The dry milling process is carried out in a suitable container, such as in a glass jar, ceramic pot, plastic jar, teflon-coated ceramic pot, or the like. The milling temperature is maintained in the general range of about 4° to 75°C, more preferably about 10° to 50° C. The milling temperature can be readily controlled using a water jacket, or by adding a water-soluble liquid to the milling system, for example, glycerine. After the dry milling process is complete, the particulate colorant is separated from the milling aids and/or media using ordinary purification techniques such as by filtering through a suitable mesh.
The dry milling process yields a pretreated H2 Pc colorant that has not undergone any change in crystal form; however, the average size of the pigment crystals has been reduced three to four fold relative to the starting material. These pretreated crystals are thus rendered vulnerable to the effects of organic solvents and binder components when further processed using a wet milling technique.

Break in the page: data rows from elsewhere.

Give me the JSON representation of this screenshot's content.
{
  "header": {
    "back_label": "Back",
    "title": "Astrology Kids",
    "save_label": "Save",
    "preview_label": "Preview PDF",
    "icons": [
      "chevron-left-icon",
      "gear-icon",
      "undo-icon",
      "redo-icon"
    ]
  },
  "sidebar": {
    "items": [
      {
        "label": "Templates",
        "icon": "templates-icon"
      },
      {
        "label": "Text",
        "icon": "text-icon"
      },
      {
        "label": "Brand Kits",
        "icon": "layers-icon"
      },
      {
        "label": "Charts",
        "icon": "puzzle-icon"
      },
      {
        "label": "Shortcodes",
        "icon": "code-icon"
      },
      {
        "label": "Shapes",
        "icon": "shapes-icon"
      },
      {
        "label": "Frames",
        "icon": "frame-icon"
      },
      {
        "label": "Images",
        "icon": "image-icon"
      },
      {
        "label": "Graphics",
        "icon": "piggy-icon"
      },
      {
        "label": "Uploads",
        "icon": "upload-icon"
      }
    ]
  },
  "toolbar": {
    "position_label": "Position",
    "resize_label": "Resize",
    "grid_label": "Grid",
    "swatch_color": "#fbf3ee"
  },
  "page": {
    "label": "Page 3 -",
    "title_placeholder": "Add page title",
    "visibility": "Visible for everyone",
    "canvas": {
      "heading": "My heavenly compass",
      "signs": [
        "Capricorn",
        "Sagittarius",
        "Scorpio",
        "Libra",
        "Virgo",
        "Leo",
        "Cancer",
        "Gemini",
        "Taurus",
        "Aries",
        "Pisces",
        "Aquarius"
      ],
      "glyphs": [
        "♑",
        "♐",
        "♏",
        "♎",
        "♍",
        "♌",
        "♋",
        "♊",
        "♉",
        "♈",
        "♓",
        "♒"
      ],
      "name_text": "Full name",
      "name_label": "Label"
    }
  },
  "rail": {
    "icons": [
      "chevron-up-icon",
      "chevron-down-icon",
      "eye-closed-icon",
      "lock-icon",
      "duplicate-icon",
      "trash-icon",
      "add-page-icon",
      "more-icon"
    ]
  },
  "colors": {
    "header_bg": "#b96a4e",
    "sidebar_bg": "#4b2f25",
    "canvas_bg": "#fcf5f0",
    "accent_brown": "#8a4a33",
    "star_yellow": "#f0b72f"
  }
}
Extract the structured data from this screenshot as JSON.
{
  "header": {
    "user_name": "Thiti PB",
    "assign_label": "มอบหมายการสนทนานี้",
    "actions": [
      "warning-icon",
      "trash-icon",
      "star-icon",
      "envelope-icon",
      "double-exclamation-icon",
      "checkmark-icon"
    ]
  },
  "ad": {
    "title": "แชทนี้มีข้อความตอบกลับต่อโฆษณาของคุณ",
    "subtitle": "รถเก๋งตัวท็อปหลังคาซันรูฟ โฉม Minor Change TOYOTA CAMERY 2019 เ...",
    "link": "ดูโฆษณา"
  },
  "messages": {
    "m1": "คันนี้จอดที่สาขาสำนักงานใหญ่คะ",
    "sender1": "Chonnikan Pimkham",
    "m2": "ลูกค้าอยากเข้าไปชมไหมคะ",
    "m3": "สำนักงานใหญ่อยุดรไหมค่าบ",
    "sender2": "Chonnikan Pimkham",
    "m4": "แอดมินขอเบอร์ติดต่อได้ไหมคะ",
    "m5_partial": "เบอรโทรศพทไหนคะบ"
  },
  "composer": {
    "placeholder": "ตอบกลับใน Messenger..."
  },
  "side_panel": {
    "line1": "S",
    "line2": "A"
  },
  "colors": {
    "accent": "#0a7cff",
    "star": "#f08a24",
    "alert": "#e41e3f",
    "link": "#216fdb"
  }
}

Wet milling of the pretreated X-form H2 Pc crystals is carried out along with a first binder material in one or more organic solvents to provide a colorant dispersion. The first binder material is a thermoplastic or thermoset resin, for example, a polyvinyl acetal, polyvinyl butyral, or a polystyrene. The colorant content can range from about 10 wt. % to 90 wt. % X-form H2 Pc relative to the entire binder material-colorant composition. Preferably, the colorant content will range from about 13 wt. % to 25 wt. %. The pretreated colorant and binder material are wet-milled in the presence of one or more suitable organic solvents using any of the above-mentioned milling systems. A number of conventional organic milling solvents are known in the art. The particular solvent is selected for its ability to dissolve the binder material. For example, the solvent can be a ketone solvent (e.g., acetone, methyl ethyl ketone (MEK) or methyl isobutyl ketone (MIBK)), a furan (e.g., tetrahydrofuran (THF)), toluene, xylene, a chlorinated solvent (e.g., dichloromethane (DCM) or trichloroethylene (TCE)), or the like.
Optionally, emulsifiers or surfactants can be added to the wet milling system to improve milling efficiency. Once the wet milling process has been completed, milling aids and/or media, solvents and the like, are removed from the colorant composition using ordinary purification processes. The colorant composition is then coated using conventional coating equipment onto a clean, electrically conductive support substrate and dried thereon. A number of suitable coating techniques are known to those skilled in the art, including use of a wire-wound draw-down rod, a doctor blade applicator, or by spin or dip coating, to provide a uniform charge transport layer. The colorant composition is preferably coated onto the support substrate while the colorant composition is at ambient temperature, although the temperature of the colorant composition can be elevated or reduced according to customary coating practices. Drying is effected using conventional techniques such as vacuum drying. If a thermoplastic binder is used, the drying temperature and drying time will depend on the boiling point of the coating solvent. If a crosslinkable, thermoset binder is used, the drying conditions are optimized to ensure that the coating solvent is completely removed from the coating to allow the binder to crosslink. The coating technique is carried out such that after drying the charge transport layer will have a thickness of from about 2 to 50 μm, more preferably from about 2 to 25 μm, and most preferably from about 4 to 12 μm.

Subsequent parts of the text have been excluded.